PRESS COVERAGE of Sarah Palin — John McCain’s Vice Presidential running mate — continues to be utterly wretched, both in its lazy repetition of what have already become cliches, and also in its predictably partisan perspective.
As a typical example of what we’re slogging through each morning, consider this from the Philadelphia Daily News: Obama should have picked Hillary. The columnist uses the ploy of quoting others to express what we assume are her own views:
“Here’s a woman who doesn’t believe in choice, in equal pay, in the separation of church and state, who believes in creationism . . . and she’s going to appeal to Clinton supporters? How could that be true?”

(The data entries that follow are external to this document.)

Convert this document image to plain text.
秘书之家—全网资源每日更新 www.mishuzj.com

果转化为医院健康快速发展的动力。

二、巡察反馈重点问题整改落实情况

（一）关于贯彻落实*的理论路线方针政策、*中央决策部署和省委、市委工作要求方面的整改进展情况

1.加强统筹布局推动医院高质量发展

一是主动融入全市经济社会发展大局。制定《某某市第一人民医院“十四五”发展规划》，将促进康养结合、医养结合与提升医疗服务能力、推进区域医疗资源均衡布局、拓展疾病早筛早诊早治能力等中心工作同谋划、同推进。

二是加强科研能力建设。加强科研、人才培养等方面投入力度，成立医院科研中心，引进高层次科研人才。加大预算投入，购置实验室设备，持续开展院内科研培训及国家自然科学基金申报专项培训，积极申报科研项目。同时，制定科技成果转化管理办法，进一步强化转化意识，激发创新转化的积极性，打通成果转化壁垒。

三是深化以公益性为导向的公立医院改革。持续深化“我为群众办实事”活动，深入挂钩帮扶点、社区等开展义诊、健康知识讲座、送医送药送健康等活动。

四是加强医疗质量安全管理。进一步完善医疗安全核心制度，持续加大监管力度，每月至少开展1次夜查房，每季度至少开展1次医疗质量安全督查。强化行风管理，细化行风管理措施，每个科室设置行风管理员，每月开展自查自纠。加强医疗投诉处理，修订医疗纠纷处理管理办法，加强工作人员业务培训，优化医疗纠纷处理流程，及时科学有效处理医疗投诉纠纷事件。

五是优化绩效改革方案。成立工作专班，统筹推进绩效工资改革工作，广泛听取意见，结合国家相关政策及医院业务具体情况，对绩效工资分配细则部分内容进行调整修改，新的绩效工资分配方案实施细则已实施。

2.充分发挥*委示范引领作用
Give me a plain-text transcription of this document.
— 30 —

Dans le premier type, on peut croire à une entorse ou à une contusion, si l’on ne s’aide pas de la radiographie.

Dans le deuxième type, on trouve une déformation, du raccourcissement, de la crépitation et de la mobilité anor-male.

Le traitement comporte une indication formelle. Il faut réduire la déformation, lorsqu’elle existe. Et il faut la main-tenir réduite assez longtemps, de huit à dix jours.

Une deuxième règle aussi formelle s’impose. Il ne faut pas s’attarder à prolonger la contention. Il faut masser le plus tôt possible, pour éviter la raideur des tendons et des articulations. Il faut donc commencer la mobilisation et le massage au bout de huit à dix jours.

After that, the columnist chaotically lapses into, then out of, and then back into her own voice — which we assume is stylishly shrill:
What infuriates me is seeing the likes of Sarah Palin reap the rewards of the feminist movement, the very tenets of which she disdains.
“I hate her,” several of my normally rational friends said yesterday morning.
It was a bad case of Post-Palin Depression.
That, gentle reader, is what we’ve been contending with as we seek to find a competent press account of the “creationist Sarah Palin” phenomenon. After reviewing several dozen news sources, we found one that seems to be moving toward a rational grasp of Palin’s actual position on creationism: In USA Today we read: Convention afterthoughts. They say:
First impressions are often lasting impressions, even if they’re incomplete. Take, for example, Sarah Palin’s view on teaching evolution and creationism in public schools.
Many news stories and editorials, including one on this page, summarized her position based on a comment she made in a 2006 debate, when she was running for governor of Alaska: “I am a proponent of teaching both.”
End of story? Not exactly.
Aha! One newspaper is willing to look a bit deeper. What do they find?
That same week, she clarified her stance, saying that creationism shouldn’t be mandated as part of the Alaska curriculum, but that there shouldn’t be any prohibition on discussing it if it comes up in class.
Palin, whose father was once a public school science teacher, got it right the second time, neatly finding the sensible middle ground in a polarizing national debate.
Not bad. They don’t point out, as we have done in earlier articles, that Palin hasn’t tried to affect the school curriculum in Alaska, even in her PTA days before she was governor and her kids were in public school. In other words, she’s what we’ve described as a libertarian creationist — she keeps her religious opinions to herself and doesn’t impose them on others.
Anyway, we’ve found one newspaper that seems to be groping toward an understanding of the McCain – Palin ticket. But only one. Would we be wildly optimistic if we dare to hope that before election day, there might be a few others?